Especially in small samples, you will run into a message of singular model fit, like
# Randomly select 10 school ids
set.seed(1059) # use the same seed so that the same 10 schools are selected
random_ids <- sample(unique(hsball$id), size = 10)
hsbsub <- hsball %>%
filter(id %in% random_ids)
# Fit a model
m3_small <- lmer(mathach ~ sector + ses + ses_cm + (ses | id),
data = hsbsub)
summary(m3_small)
># Linear mixed model fit by REML. t-tests use Satterthwaite's method [
># lmerModLmerTest]
># Formula: mathach ~ sector + ses + ses_cm + (ses | id)
># Data: hsbsub
>#
># REML criterion at convergence: 2799
>#
># Scaled residuals:
># Min 1Q Median 3Q Max
># -2.564 -0.699 -0.035 0.748 2.887
>#
># Random effects:
># Groups Name Variance Std.Dev. Corr
># id (Intercept) 3.020 1.738
># ses 0.244 0.494 -1.00
># Residual 40.135 6.335
># Number of obs: 428, groups: id, 10
>#
># Fixed effects:
># Estimate Std. Error df t value Pr(>|t|)

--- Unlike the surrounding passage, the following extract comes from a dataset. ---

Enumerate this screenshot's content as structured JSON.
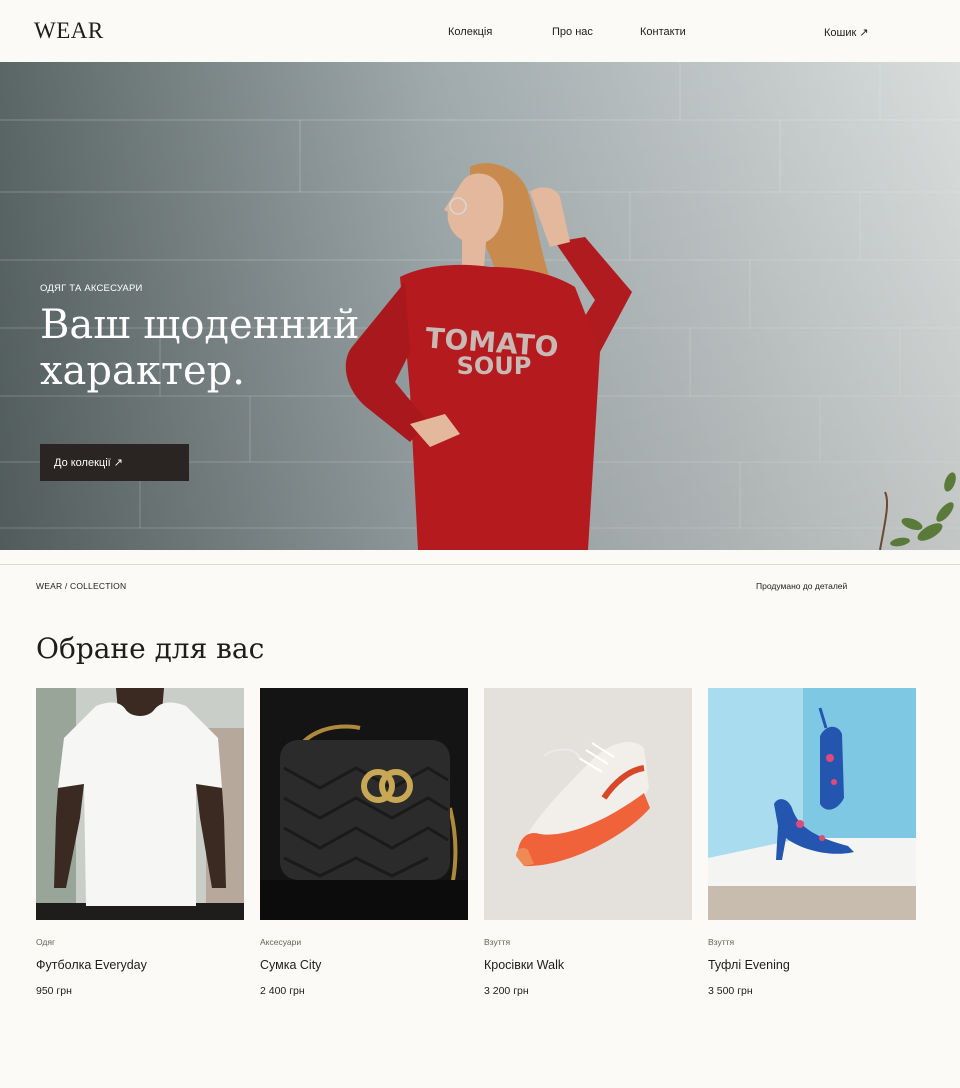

># (Intercept) 11.944 0.875 6.904 13.65 3e-06 ***
># sector -1.018 1.478 6.342 -0.69 0.51551
># ses 2.247 0.473 18.902 4.75 0.00014 ***
># ses_cm 3.701 2.322 8.475 1.59 0.14753
># ---
># Signif. codes: 0 '***' 0.001 '**' 0.01 '*' 0.05 '.' 0.1 ' ' 1
>#
># Correlation of Fixed Effects:
># (Intr) sector ses
># sector -0.663
># ses -0.251 0.045
># ses_cm 0.480 -0.478 -0.240
># optimizer (nloptwrap) convergence code: 0 (OK)
># boundary (singular) fit: see help('isSingular')

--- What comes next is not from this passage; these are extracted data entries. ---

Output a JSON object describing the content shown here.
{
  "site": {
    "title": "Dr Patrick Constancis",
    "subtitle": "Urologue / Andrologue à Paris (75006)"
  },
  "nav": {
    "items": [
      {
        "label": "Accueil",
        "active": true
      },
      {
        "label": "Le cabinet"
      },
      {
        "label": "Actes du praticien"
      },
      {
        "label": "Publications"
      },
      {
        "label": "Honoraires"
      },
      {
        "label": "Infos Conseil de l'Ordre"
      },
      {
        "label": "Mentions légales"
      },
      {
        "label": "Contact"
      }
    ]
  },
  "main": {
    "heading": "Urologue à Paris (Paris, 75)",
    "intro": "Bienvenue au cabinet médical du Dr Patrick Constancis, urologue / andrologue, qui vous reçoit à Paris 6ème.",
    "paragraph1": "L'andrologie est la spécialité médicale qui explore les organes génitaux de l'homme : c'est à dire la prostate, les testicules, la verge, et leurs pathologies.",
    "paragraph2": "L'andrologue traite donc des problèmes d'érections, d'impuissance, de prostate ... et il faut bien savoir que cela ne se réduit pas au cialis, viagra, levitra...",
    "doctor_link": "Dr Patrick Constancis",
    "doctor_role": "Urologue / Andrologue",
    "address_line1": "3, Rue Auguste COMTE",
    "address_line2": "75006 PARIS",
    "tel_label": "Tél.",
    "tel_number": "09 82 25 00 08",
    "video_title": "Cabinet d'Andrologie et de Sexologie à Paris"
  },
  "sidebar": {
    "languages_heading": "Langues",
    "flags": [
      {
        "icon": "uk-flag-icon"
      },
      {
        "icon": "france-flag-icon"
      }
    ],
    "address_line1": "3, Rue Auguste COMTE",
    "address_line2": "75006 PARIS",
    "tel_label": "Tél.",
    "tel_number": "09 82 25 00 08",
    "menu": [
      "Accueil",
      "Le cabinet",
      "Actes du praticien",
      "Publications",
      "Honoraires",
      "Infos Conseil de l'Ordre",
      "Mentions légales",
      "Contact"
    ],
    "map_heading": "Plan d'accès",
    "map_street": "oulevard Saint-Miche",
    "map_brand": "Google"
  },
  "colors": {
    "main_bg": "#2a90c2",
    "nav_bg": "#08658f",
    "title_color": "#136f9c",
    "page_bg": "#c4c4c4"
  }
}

If you look at the random effect matrix, the correlation between the
random intercepts and the random slopes is -1, which is small. Usually
this is not a big problem for the fixed effects. If you have a highly
complex model with a small sample, then the recommendation would be to
simplify the model a bit by taking out one of the random slope term. An
alternative is to use Bayesian estimation, which is less prone to small
sample estimation problems. For example, I will use the
rstanarm
package
# Same syntax; just replace `lmer` with `brm`
m3_small_bayes <- brm(
mathach ~ sector + ses + ses_cm + (ses | id),
data = hsbsub
)
REML | Bayes | |
---|---|---|
(Intercept) | 11.944 | 11.676 |
(0.875) | (1.219) | |
sector | −1.018 | −0.418 |
(1.478) | (2.182) | |
ses | 2.247 | 2.209 |
(0.473) | (0.531) | |
ses_cm | 3.701 | 3.080 |
(2.322) | (3.137) | |
sd__(Intercept) | 1.738 | 2.243 |
(0.977) | ||
cor__(Intercept).ses | −1.000 | −0.177 |
(0.555) | ||
sd__ses | 0.494 | 0.761 |
(0.595) | ||
sd__Observation | 6.335 | 6.354 |
(0.219) | ||
Num.Obs. | 428 | 428 |
AIC | 2814.7 | |
BIC | 2847.1 | |
Log.Lik. | −1399.335 | |
REMLcrit | 2798.669 | |
algorithm | sampling | |
pss | 4000.000 |
If the two are similar, then the REML results should be fine. Otherwise, as is the case here, the Bayesian result should be more trustworthy.